The suit-and-tie man lets his baby girl sit on a park bench.

Useless from walking as well,

He preaches European over her head as

She picks a mark above his nose, disobedient, without eye-focus.

She’s smart, I think, as

The baby boy, trailing autonomously,

Solutes the sidewalk with his premature tongue.

 

(3)

I wonder when my sideburns became wings, and,

Will they take me

Over there where I, or a man and his babies—

All the typical spiders behind glass—

May look up a mountain

Into the proud smiles of freshly named Gods, validated,

“Oh yes! There’s room for thousands more!”

 

 

I’M FIFTY IN METRIC YEARS

 

I’ve worn out years not knowing the days.

It’s Sunday though, I note, and

I’ll sleep on my floor instead,

Cursing freely at a left-footed moccasin.

I’ll be the jacket with no zipper;

Gather everything, just to watch the wind tear it apart.

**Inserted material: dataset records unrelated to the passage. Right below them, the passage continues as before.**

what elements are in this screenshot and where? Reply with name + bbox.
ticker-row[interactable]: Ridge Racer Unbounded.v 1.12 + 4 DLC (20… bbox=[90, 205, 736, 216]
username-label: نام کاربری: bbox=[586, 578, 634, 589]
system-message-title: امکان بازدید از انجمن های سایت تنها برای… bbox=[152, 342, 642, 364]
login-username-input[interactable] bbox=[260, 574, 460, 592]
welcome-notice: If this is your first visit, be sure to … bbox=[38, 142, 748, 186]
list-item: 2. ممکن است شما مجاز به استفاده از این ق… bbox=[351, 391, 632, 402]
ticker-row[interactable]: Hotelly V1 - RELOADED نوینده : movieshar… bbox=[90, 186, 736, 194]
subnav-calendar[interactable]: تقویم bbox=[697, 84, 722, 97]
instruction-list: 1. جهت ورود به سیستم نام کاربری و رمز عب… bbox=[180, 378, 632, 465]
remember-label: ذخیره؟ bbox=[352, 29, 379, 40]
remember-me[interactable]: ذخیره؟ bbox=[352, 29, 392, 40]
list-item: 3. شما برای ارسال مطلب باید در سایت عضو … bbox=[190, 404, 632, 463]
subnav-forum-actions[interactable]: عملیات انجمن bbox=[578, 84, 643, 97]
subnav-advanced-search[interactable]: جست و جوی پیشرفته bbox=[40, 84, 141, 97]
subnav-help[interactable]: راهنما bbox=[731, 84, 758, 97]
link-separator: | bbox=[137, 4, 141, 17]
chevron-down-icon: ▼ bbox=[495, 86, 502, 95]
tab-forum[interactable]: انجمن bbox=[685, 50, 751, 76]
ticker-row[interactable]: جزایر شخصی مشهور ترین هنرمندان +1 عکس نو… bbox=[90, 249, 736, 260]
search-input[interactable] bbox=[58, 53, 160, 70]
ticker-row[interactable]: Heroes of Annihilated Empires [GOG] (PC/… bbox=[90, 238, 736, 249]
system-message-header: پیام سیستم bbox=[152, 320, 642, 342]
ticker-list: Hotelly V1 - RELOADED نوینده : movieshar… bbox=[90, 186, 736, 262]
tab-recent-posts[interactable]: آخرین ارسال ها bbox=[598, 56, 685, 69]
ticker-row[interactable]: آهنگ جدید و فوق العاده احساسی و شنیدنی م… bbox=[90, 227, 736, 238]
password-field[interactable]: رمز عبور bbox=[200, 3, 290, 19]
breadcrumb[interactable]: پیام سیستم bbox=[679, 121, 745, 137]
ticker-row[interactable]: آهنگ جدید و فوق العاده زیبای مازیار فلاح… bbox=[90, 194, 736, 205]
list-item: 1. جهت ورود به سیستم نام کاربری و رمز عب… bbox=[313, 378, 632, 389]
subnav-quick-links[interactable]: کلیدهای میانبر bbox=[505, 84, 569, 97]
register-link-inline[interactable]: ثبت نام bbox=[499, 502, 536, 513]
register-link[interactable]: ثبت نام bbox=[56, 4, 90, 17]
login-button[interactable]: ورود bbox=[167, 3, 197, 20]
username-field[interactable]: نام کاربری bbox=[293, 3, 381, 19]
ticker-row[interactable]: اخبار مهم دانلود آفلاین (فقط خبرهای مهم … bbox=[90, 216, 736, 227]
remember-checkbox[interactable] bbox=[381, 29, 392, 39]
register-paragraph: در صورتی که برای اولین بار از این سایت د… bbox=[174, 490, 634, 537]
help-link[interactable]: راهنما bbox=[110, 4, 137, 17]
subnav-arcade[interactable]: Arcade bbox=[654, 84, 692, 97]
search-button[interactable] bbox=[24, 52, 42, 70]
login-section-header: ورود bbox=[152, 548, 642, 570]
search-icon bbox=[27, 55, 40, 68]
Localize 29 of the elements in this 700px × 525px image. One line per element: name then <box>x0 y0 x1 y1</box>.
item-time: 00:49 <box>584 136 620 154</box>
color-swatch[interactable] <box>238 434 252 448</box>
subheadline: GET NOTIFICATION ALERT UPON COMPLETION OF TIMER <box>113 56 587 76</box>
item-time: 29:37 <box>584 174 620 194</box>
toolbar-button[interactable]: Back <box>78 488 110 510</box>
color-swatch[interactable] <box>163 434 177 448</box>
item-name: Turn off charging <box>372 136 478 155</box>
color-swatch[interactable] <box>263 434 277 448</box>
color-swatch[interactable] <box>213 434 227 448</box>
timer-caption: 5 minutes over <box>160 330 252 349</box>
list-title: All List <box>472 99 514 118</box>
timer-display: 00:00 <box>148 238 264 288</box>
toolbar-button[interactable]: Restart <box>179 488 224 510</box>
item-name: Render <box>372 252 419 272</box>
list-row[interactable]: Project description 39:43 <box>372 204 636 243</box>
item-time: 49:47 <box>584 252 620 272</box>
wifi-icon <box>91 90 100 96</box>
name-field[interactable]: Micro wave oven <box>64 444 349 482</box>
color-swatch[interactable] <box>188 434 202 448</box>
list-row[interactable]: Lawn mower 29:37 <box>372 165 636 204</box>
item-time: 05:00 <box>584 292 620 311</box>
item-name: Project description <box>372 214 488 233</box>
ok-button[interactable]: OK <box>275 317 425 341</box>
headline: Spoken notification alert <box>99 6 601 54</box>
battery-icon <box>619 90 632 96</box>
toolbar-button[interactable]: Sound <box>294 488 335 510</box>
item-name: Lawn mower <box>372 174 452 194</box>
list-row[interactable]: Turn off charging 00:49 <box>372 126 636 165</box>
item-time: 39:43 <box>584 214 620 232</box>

I’ll be the trillionaire's wife;

The one who needs a blindfold to sleep.

 

 

PRONATION

 

Walking over the esplanade,

Silent, within my own steps,

A man dragging a woman’s keen ear

Ruins my question of

What makes fresh water flow bronze?

“These shoes really support my over-pronated arches,” he says.

This should upset you too, I say to no one.

That a string-puppet would create a word, an argument, for

An inventor’s flawed feet;

And that such a man, even tired, would embrace it.